Clinical Trial Details
— Status: Recruiting
Administrative data
NCT number |
NCT02964390 |
Other study ID # |
002 |
Secondary ID |
|
Status |
Recruiting |
Phase |
N/A
|
First received |
|
Last updated |
|
Start date |
July 2013 |
Est. completion date |
December 2023 |
Study information
Verified date |
August 2021 |
Source |
Department of Pulmonary Circulation and Thromboembolic Diseases, Medical Center for Postgraduate Med |
Contact |
Marcin Kurzyna, MD, PhD |
Phone |
+48-22-7103052 |
Email |
marcin.kurzyna[@]ecz-otwock.pl |
Is FDA regulated |
No |
Health authority |
|
Study type |
Interventional
|
Clinical Trial Summary
Balloon pulmonary angioplasty (BPA) emerged as a potential therapeutic option for
non-operable patients with chronic thromboembolic pulmonary hypertension (CTEPH).
The aim of this study was to evaluate the safety and efficacy of BPA in patients disqualified
from surgery or suffered from persistent CTEPH despite pulmonary endarterectomy.
This is a interventional study analyzing the benefits and the risk of BPA. Clinical
evaluation, including: functional capacity, 6-minutes walking test, haemodynamics,
biomarkers, cardiopulmonary exercise test, echocardiography, electrocardiography and QoL
assessment with Short Form 36 (SF36) questionnaire was performed before the initiation
therapy of BPA, and 3-6 months after last session of BPA.
Description:
Chronic thromboembolic pulmonary hypertension (CTEPH) is a rare but potentially
life-threatening disease of the pulmonary circulation. Management of CTEPH requires precise
differential diagnosis, long life anticoagulation when confirmed and qualification for
surgical treatment by an experienced multidisciplinary team. The gold standard of treatment
in operable patients is pulmonary endarterectomy (PEA), which is highly effective in
restoring functional status and improving life expectancy. Nevertheless, even in the leading
CTEPH referral centres almost 50% patients remain on medical treatment alone, with grim
perspectives regarding life quality and expectancy. Recently, balloon pulmonary angioplasty
(BPA) has emerged as a promising new interventional option in non-operable CTEPH.

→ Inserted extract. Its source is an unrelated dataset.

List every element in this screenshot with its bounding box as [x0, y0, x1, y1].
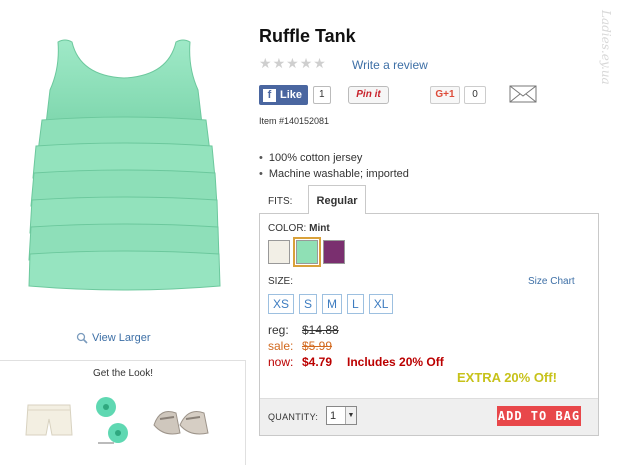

The development BPA was far from rapid. It took 13 years from the first case-report to the
publication of a first series of 17 patients treated with BPA in Boston/US and another 13
years until the results of first European series of 20 patients has been reported from
Oslo/Norway. In Poland BPA was started to perform in non-operable CTEPH patients in 2013,
motivated by their expected poor prognosis, when compared to those to whom surgical PEA was
offered.
The aim of this study is an analysis of efficacy and safety of BPA procedure.
The BPA is performed by two senior interventional specialist - cardiologist and radiologist
with extensive experience in coronary, pulmonary and general vessel interventions supported
by perfusion nurse. All patients undergoing BPA are given informed consent before the first
BPA intervention. The limited experience with and experimental nature of BPA are emphasised
to candidates.
A standard BPA procedure is typically performed from the right femoral vein, with
anticoagulation of unfractionated heparin in periprocedural period. A long (70 or 90 cm)

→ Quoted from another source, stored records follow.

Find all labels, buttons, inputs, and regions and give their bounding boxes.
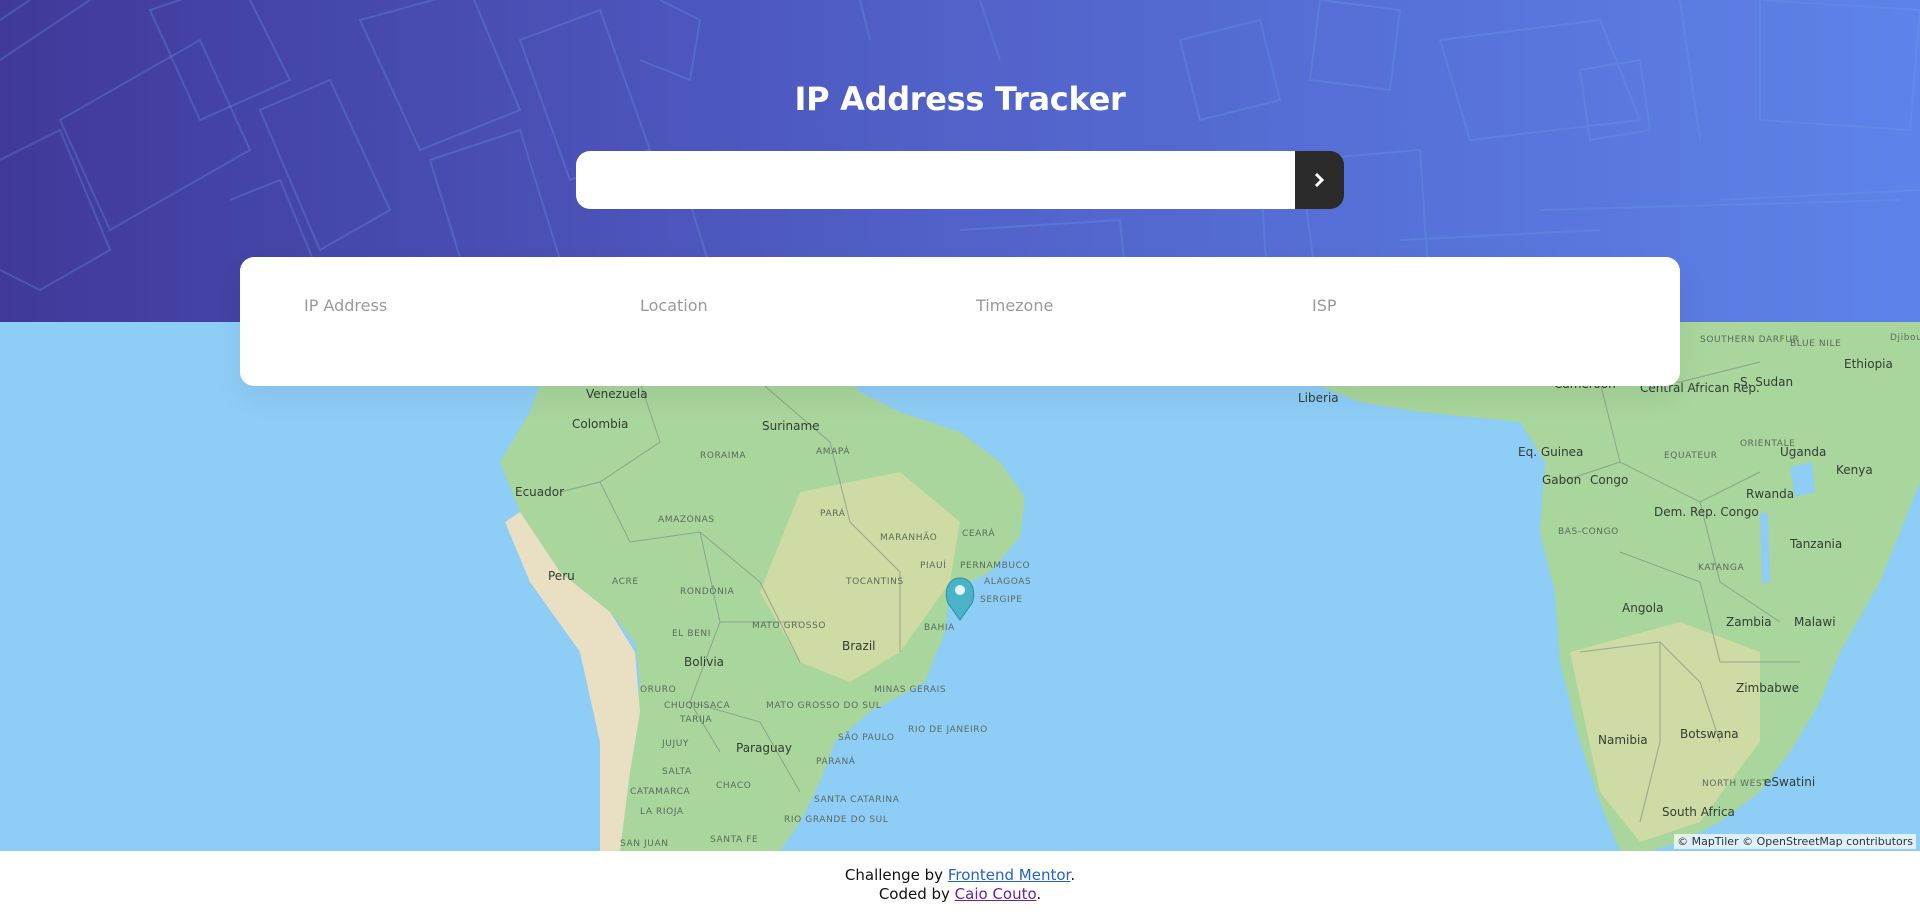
ip-address-block: IP Address [304,257,640,386]
map-label: SOUTHERN DARFUR [1700,335,1799,345]
map-label: Ecuador [515,485,564,499]
timezone-block: Timezone [976,257,1312,386]
map-label: PERNAMBUCO [960,561,1030,571]
map-label: SANTA FE [710,835,758,845]
map-label: EL BENI [672,629,711,639]
map-label: Botswana [1680,727,1739,741]
map-label: JUJUY [661,739,689,749]
timezone-label: Timezone [976,296,1054,315]
footer-coded-prefix: Coded by [878,885,955,903]
map-label: CATAMARCA [630,787,691,797]
map-label: RORAIMA [700,451,746,461]
map-label: Suriname [762,419,820,433]
map-label: RIO DE JANEIRO [908,725,988,735]
map-label: SANTA CATARINA [814,795,900,805]
map-label: Rwanda [1746,487,1794,501]
map-label: RIO GRANDE DO SUL [784,815,888,825]
chevron-right-icon [1314,173,1325,187]
map-label: LA RIOJA [640,807,684,817]
map-label: Namibia [1598,733,1648,747]
map-label: ALAGOAS [984,577,1031,587]
map-label: ORURO [640,685,676,695]
map-label: Dem. Rep. Congo [1654,505,1759,519]
map-label: Paraguay [736,741,792,755]
ip-address-label: IP Address [304,296,388,315]
map-label: AMAPÁ [816,445,850,457]
isp-label: ISP [1312,296,1337,315]
map-label: Peru [548,569,575,583]
map-label: MATO GROSSO DO SUL [766,701,881,711]
map-label: BLUE NILE [1790,339,1841,349]
footer-line-2: Coded by Caio Couto. [0,885,1920,904]
footer-punctuation: . [1070,866,1076,884]
map-label: EQUATEUR [1664,451,1718,461]
map-label: NORTH WEST [1702,779,1768,789]
map-label: KATANGA [1698,563,1744,573]
map-label: Eq. Guinea [1518,445,1583,459]
map-label: MATO GROSSO [752,621,826,631]
map-label: Liberia [1298,391,1339,405]
location-block: Location [640,257,976,386]
map-label: Zimbabwe [1736,681,1799,695]
footer-challenge-prefix: Challenge by [844,866,948,884]
map-label: TARIJA [679,715,712,725]
map-label: Kenya [1836,463,1873,477]
isp-value [1312,325,1648,353]
map-label: PARANÁ [816,755,856,767]
footer-punctuation: . [1036,885,1042,903]
location-value [640,325,976,353]
map-view[interactable]: Venezuela Colombia Suriname RORAIMA AMAP… [0,322,1920,851]
page-title: IP Address Tracker [794,80,1126,118]
map-label: Brazil [842,639,876,653]
attribution-footer: Challenge by Frontend Mentor. Coded by C… [0,866,1920,904]
map-label: SERGIPE [980,595,1023,605]
search-form [576,151,1344,209]
map-label: Gabon [1542,473,1581,487]
isp-block: ISP [1312,257,1648,386]
map-label: Tanzania [1789,537,1842,551]
map-label: BAHIA [924,623,955,633]
map-label: MARANHÃO [880,532,937,543]
map-label: TOCANTINS [845,577,904,587]
map-label: PIAUÍ [920,559,946,571]
map-label: Uganda [1780,445,1826,459]
search-submit-button[interactable] [1295,151,1344,209]
map-label: CEARÁ [962,527,995,539]
map-label: Malawi [1794,615,1836,629]
map-label: RONDÔNIA [680,585,735,597]
timezone-value [976,325,1312,353]
map-label: eSwatini [1764,775,1815,789]
map-label: AMAZONAS [658,515,715,525]
ip-info-card: IP Address Location Timezone ISP [240,257,1680,386]
map-label: Bolivia [684,655,724,669]
location-label: Location [640,296,708,315]
map-attribution[interactable]: © MapTiler © OpenStreetMap contributors [1674,834,1916,849]
ip-search-input[interactable] [576,151,1295,209]
map-label: CHACO [716,781,751,791]
author-link[interactable]: Caio Couto [955,885,1037,903]
map-label: SALTA [662,767,692,777]
map-label: SAN JUAN [620,839,669,849]
map-label: Congo [1590,473,1628,487]
map-label: Angola [1622,601,1663,615]
location-marker-icon[interactable] [945,577,975,621]
footer-line-1: Challenge by Frontend Mentor. [0,866,1920,885]
frontend-mentor-link[interactable]: Frontend Mentor [948,866,1071,884]
map-label: S. Sudan [1740,375,1793,389]
map-tiles[interactable]: Venezuela Colombia Suriname RORAIMA AMAP… [0,322,1920,851]
map-label: BAS-CONGO [1558,527,1619,537]
map-label: Djibouti [1890,333,1920,343]
map-label: CHUQUISACA [664,701,731,711]
map-label: PARÁ [820,507,846,519]
map-label: SÃO PAULO [838,732,895,743]
map-label: South Africa [1662,805,1735,819]
ip-address-value [304,325,640,353]
map-label: Zambia [1726,615,1772,629]
map-label: Colombia [572,417,628,431]
map-label: Venezuela [586,387,648,401]
map-label: Ethiopia [1844,357,1893,371]
map-label: MINAS GERAIS [874,685,946,695]
map-label: ACRE [612,577,639,587]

sheath is introduced into the pulmonary trunk with support of pigtail catheter. Selective and
super-selective catheterisation of lobar arteries, segmental and when appropriate
subsegmental arteries is performed to demonstrate variety of clots: "webs", "rings",
"occlusions", "pouch" lesions and reduction of parenchymal opacification after injection of
vascular contrast medium. Balloon catheters (diameter 1.25-6.0 mm) are positioned over the
selected lesion and dilated for several seconds. Immediate selective angiography is performed
after dilation to confirm satisfactory results which presented the improvement of contrast
medium distribution and venous return. Control angiography is done to rule out residual
stenosis or signs of vessel injury. Following BPA procedure, patients are moved to ICU for 48
h surveillance.
Right before the initiation of BPA and during 3-6 months after last session, a full workup is
made, including: World Health Organization (WHO) functional class, 6-minute walking test
(6MWT), concentration of biomarkers (NT-proBNP, Troponin T, sST2), cardiopulmonary exercise
test, echocardiography, electrocardiography and right heart catheterization including
measurements of right atrial pressure (RAP), pulmonary artery pressure (PAP), pulmonary
capillary wedge pressure (PCWP), cardiac output (CO), cardiac index (CI), pulmonary vascular
resistance (PVR), mixed venous oxygenation (MVsat.O2) and systemic oxygenation (AOsatO2).
Additionally patients fill in the Short Form 36 (SF36) quality of life questionnaire before
initiation of BPA and 3-6 months after last session.